Drawing only upon your brief letter, I may be making more of her instinctive anguish than is really there, but regardless of how strongly this distress is affecting her, if it is at all, my suggestions of what to do will be the same:
First, find enough printed material, or get some pastoral support to be able to set aside any concern she has about “conforming to the Anglican way of doing things.” If that is all there is to it, then she’ll be satisfied that it’s not against the teachings. Be prepared to describe a memorial service that would be acceptable to both of you, one that would not require the presence of your body.

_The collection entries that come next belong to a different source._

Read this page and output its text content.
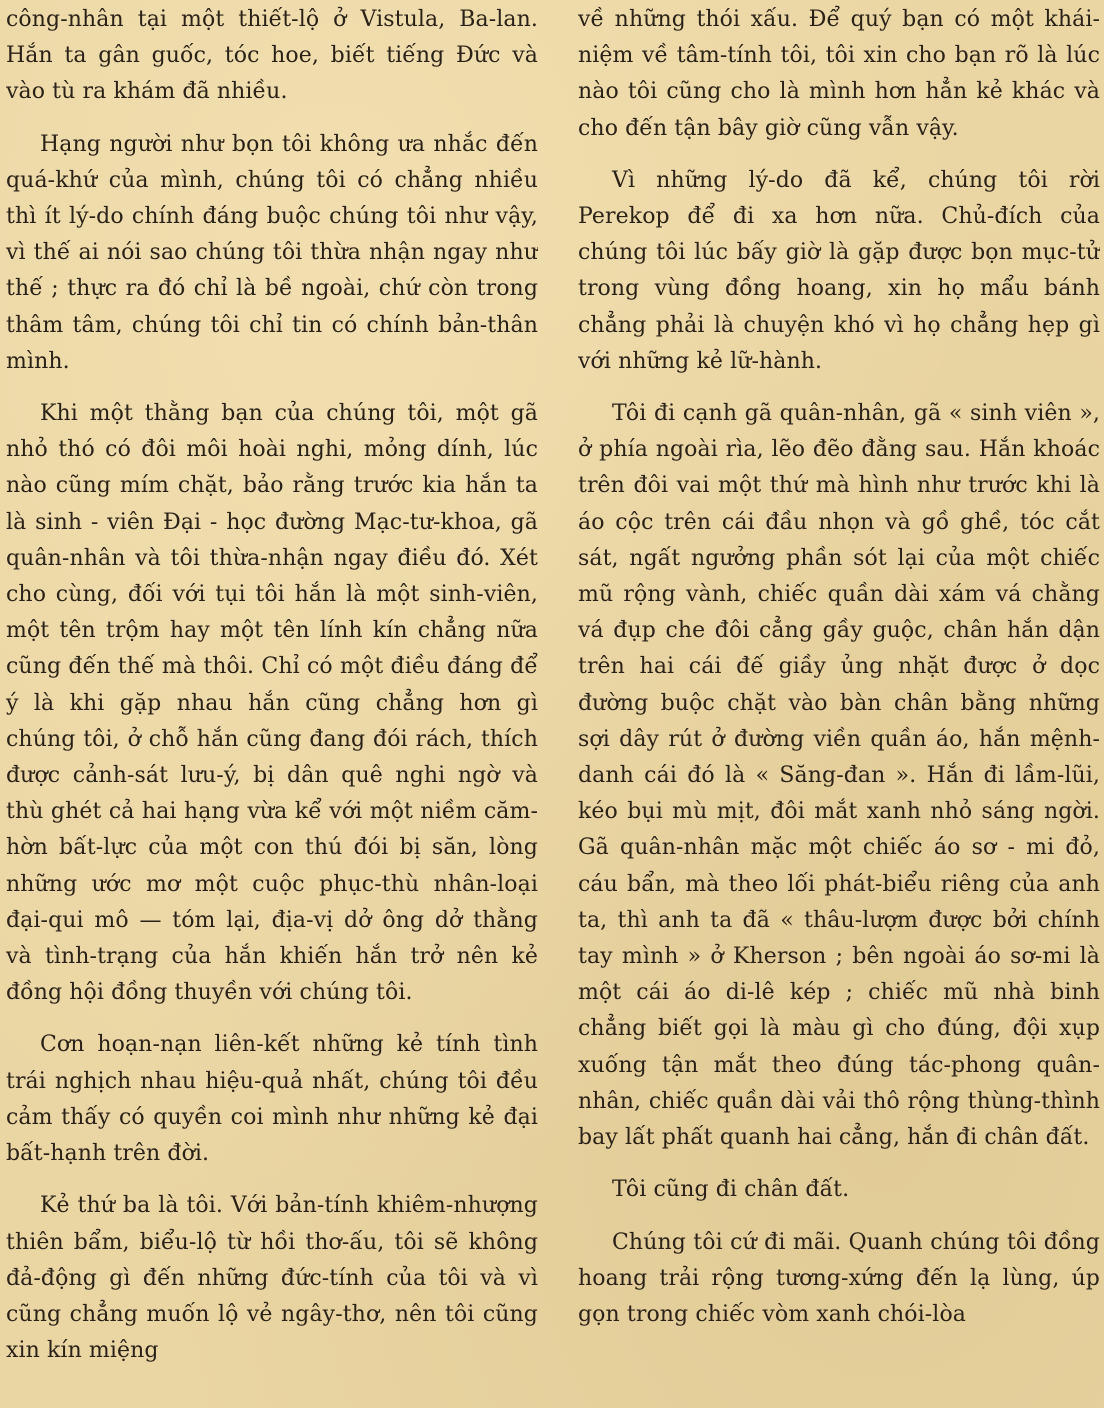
công-nhân tại một thiết-lộ ở Vistula, Ba-lan. Hắn ta gân guốc, tóc hoe, biết tiếng Đức và vào tù ra khám đã nhiều.

Hạng người như bọn tôi không ưa nhắc đến quá-khứ của mình, chúng tôi có chẳng nhiều thì ít lý-do chính đáng buộc chúng tôi như vậy, vì thế ai nói sao chúng tôi thừa nhận ngay như thế ; thực ra đó chỉ là bề ngoài, chứ còn trong thâm tâm, chúng tôi chỉ tin có chính bản-thân mình.

Khi một thằng bạn của chúng tôi, một gã nhỏ thó có đôi môi hoài nghi, mỏng dính, lúc nào cũng mím chặt, bảo rằng trước kia hắn ta là sinh - viên Đại - học đường Mạc-tư-khoa, gã quân-nhân và tôi thừa-nhận ngay điều đó. Xét cho cùng, đối với tụi tôi hắn là một sinh-viên, một tên trộm hay một tên lính kín chẳng nữa cũng đến thế mà thôi. Chỉ có một điều đáng để ý là khi gặp nhau hắn cũng chẳng hơn gì chúng tôi, ở chỗ hắn cũng đang đói rách, thích được cảnh-sát lưu-ý, bị dân quê nghi ngờ và thù ghét cả hai hạng vừa kể với một niềm căm-hờn bất-lực của một con thú đói bị săn, lòng những ước mơ một cuộc phục-thù nhân-loại đại-qui mô — tóm lại, địa-vị dở ông dở thằng và tình-trạng của hắn khiến hắn trở nên kẻ đồng hội đồng thuyền với chúng tôi.

Cơn hoạn-nạn liên-kết những kẻ tính tình trái nghịch nhau hiệu-quả nhất, chúng tôi đều cảm thấy có quyền coi mình như những kẻ đại bất-hạnh trên đời.

Kẻ thứ ba là tôi. Với bản-tính khiêm-nhượng thiên bẩm, biểu-lộ từ hồi thơ-ấu, tôi sẽ không đả-động gì đến những đức-tính của tôi và vì cũng chẳng muốn lộ vẻ ngây-thơ, nên tôi cũng xin kín miệng

về những thói xấu. Để quý bạn có một khái-niệm về tâm-tính tôi, tôi xin cho bạn rõ là lúc nào tôi cũng cho là mình hơn hẳn kẻ khác và cho đến tận bây giờ cũng vẫn vậy.

Vì những lý-do đã kể, chúng tôi rời Perekop để đi xa hơn nữa. Chủ-đích của chúng tôi lúc bấy giờ là gặp được bọn mục-tử trong vùng đồng hoang, xin họ mẩu bánh chẳng phải là chuyện khó vì họ chẳng hẹp gì với những kẻ lữ-hành.

Tôi đi cạnh gã quân-nhân, gã « sinh viên », ở phía ngoài rìa, lẽo đẽo đằng sau. Hắn khoác trên đôi vai một thứ mà hình như trước khi là áo cộc trên cái đầu nhọn và gồ ghề, tóc cắt sát, ngất ngưởng phần sót lại của một chiếc mũ rộng vành, chiếc quần dài xám vá chằng vá đụp che đôi cẳng gầy guộc, chân hắn dận trên hai cái đế giầy ủng nhặt được ở dọc đường buộc chặt vào bàn chân bằng những sợi dây rút ở đường viền quần áo, hắn mệnh-danh cái đó là « Săng-đan ». Hắn đi lầm-lũi, kéo bụi mù mịt, đôi mắt xanh nhỏ sáng ngời. Gã quân-nhân mặc một chiếc áo sơ - mi đỏ, cáu bẩn, mà theo lối phát-biểu riêng của anh ta, thì anh ta đã « thâu-lượm được bởi chính tay mình » ở Kherson ; bên ngoài áo sơ-mi là một cái áo di-lê kép ; chiếc mũ nhà binh chẳng biết gọi là màu gì cho đúng, đội xụp xuống tận mắt theo đúng tác-phong quân-nhân, chiếc quần dài vải thô rộng thùng-thình bay lất phất quanh hai cẳng, hắn đi chân đất.

Tôi cũng đi chân đất.

Chúng tôi cứ đi mãi. Quanh chúng tôi đồng hoang trải rộng tương-xứng đến lạ lùng, úp gọn trong chiếc vòm xanh chói-lòa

Then begin to talk to her about your humanist values, about compassion, respect, commitment to truth, equality, and promoting freedom. She is probably proud of you, as most parents are prone to be proud of their children, and she is probably especially proud of the good things that you do in your life. Your life is not made meaningful by your body doing all that breathing, eating and digesting, it’s made meaningful by what you do with it, and in your case, as a humanist, by practicing those humanist values for the benefit of others. Describe for her examples of how you put those values into action. Then show her how in this last act of yours, your death will share the same purpose as did your life, to be of service to your fellow human beings in any way you can.
By donating your body to science, you will be adding one more piece to the positive effect, the positive influence, the meaning that your life has already had, and that benefit will last beyond your physical life. Regardless of who outlives whom, that will be something unique to you and beautiful about you for your mother to cling to, to be proud of, to focus her love upon. Her son is a man who makes the world around him a little better because of the way he lives, from beginning to end.
Listen to her concerns carefully, ask open-ended questions about her feelings, accept her feelings without arguing against them, and respond with love and respect. Simply the ability to make her thoughts and feelings more clearly understood may help to reduce whatever is the root of her objection to your unselfish bequest to your larger family, humanity.